Review: The Toothless Satire of “I’m Sorry” and “Friends from College” |

“I’m Sorry” (truTV) is cringe comedy you can unwind with. Its creator and star is Andrea Savage, whose onscreen alter ego is a comedy writer, harried mom, and full-time potty mouth. Her show assuages middle-aged, upper-middle-class anxiety with easy-listening raunch. Its filth is gently cleansing—exactly as coarse as an exfoliating scrub.

Savage’s character, Andrea Warren, lives in golden-toned Los Angeles with her lawyer husband, Mike (Tom Everett Scott) and their kindergartner daughter. The sensible spouse and inquisitive offspring are foils for Andrea, and help ground the show as a domestic sitcom that usually climaxes in a lesson of the week. The show’s exactingly zany protagonist makes like a wacky neighbor in her own home. This comedy writer is always on—not telling jokes, necessarily, but batting around premises, test-driving affectionate insults, noodling with slight material. She never snaps out of the mode of sitting around a coffee shop with her writing partner or hanging out with her comedy friends at a party, where they wallow in “our adorable state of arrested development,” as she puts it.
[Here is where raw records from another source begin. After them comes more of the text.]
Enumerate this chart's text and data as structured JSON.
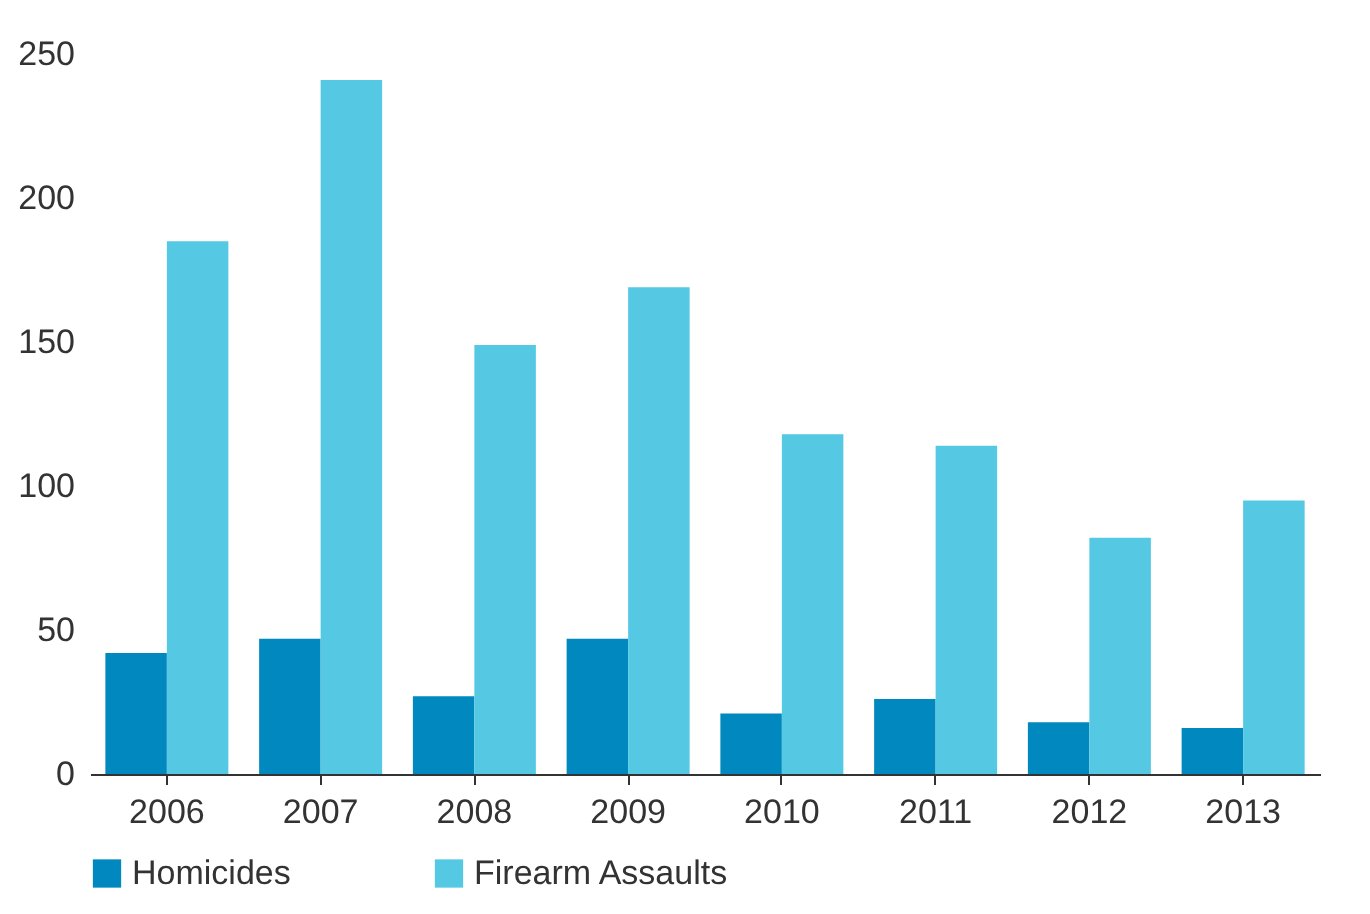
{
  "chart_data": {
    "type": "bar",
    "categories": [
      "2006",
      "2007",
      "2008",
      "2009",
      "2010",
      "2011",
      "2012",
      "2013"
    ],
    "series": [
      {
        "name": "Homicides",
        "color": "#0088bf",
        "values": [
          42,
          47,
          27,
          47,
          21,
          26,
          18,
          16
        ]
      },
      {
        "name": "Firearm Assaults",
        "color": "#55c9e4",
        "values": [
          185,
          241,
          149,
          169,
          118,
          114,
          82,
          95
        ]
      }
    ],
    "ylim": [
      0,
      250
    ],
    "yticks": [
      0,
      50,
      100,
      150,
      200,
      250
    ],
    "grid": false,
    "legend": "bottom"
  }
}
The juvenile thrust of the series is especially apparent as Andrea panics while explaining sex and death to her daughter. The anatomic naughtiness of the jokes centered on the marital bed is not outlandish or outrageous—just openly gratuitous, which often seems to be the point on “I’m Sorry.” Communication is everything. In one episode, Andrea encourages Mike to speak to her reproductive organs; in another, she insists that he chat with his own testicles. One of the better new scenes finds Mike discovering that Andrea’s gynecologist (played by Adam Scott) is an old friend of his from summer camp; they catch up while Andrea is in the stirrups, preparing to receive an I.U.D. It’s anybody’s guess what Mike is doing in the examination room. The show never allows logic to get in the way of a good riff, or a bad one.
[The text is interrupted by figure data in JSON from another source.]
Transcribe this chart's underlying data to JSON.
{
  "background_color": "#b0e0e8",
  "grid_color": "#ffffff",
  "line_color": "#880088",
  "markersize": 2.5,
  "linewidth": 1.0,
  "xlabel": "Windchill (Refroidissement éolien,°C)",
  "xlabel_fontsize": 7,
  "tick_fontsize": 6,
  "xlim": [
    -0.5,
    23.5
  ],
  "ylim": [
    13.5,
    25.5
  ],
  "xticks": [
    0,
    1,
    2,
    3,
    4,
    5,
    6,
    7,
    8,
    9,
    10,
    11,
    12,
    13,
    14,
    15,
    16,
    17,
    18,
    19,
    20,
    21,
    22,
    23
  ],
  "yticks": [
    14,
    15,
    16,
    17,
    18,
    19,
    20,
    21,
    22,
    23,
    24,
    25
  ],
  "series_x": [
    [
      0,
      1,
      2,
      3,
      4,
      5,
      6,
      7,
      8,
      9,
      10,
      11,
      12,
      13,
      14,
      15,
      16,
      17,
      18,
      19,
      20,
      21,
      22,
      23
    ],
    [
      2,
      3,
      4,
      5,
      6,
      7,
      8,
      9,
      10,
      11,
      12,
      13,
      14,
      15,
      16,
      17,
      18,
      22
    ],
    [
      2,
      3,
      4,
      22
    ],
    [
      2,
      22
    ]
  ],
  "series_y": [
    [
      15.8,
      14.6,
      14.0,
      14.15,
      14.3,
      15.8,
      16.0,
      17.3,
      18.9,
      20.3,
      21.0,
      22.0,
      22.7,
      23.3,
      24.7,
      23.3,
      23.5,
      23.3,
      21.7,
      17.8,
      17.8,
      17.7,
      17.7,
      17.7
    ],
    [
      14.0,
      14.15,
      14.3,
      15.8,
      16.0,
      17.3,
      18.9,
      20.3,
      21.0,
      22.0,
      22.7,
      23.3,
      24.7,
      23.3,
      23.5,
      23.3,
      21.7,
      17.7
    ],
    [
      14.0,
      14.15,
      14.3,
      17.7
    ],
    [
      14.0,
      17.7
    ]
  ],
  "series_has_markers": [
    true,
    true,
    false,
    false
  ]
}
This is, for better or worse, a going style of comedy, which has the shape of biting satire but no teeth. “I’m Sorry” is certainly a more satisfying example of this genre—let’s call it adult-contemporary absurdism—than the second season of “Friends from College,” newly washed onto Netflix. The thorough unfunniness of the season validates the judgment of viewers who were immediately drawn to its cast and subsequently repelled by its everything else. Keegan-Michael Key plays a mildly esteemed novelist who has been cheating on his wife (Cobie Smulders) with their friend Samantha (Annie Parisse) since they were all enrolled at a school unsympathetically specified as Harvard College. The couple moves to New York, so that the wife can take a job at a hedge fund; the adultery comes to light; the friend group explodes. Their clique is rounded out by a trust-fund layabout (Nat Faxon), a nonworking actress (Jae Suh Park), and the novelist’s agent (Fred Savage).

The initial knock on “Friends from College” was that its characters were unlikable. This was inarguable. I happened to find them unlikable in ways that closely approximate the way I dislike myself, though with a distance that shelved deep self-loathing, so I eagerly submitted to its antic group portrait of yuppie malaise. I recommend catching up with the first season and then forgetting about the existence of the second. Getting the gang back together for ceremonies around the agent’s marriage to his fertility-doctor fiancé (Billy Eichner), the show trifles with its characters by way of expressing its contempt for them. Like “I’m Sorry,” it is uneasy about taking itself seriously. The problem is that it can’t take itself ridiculously either.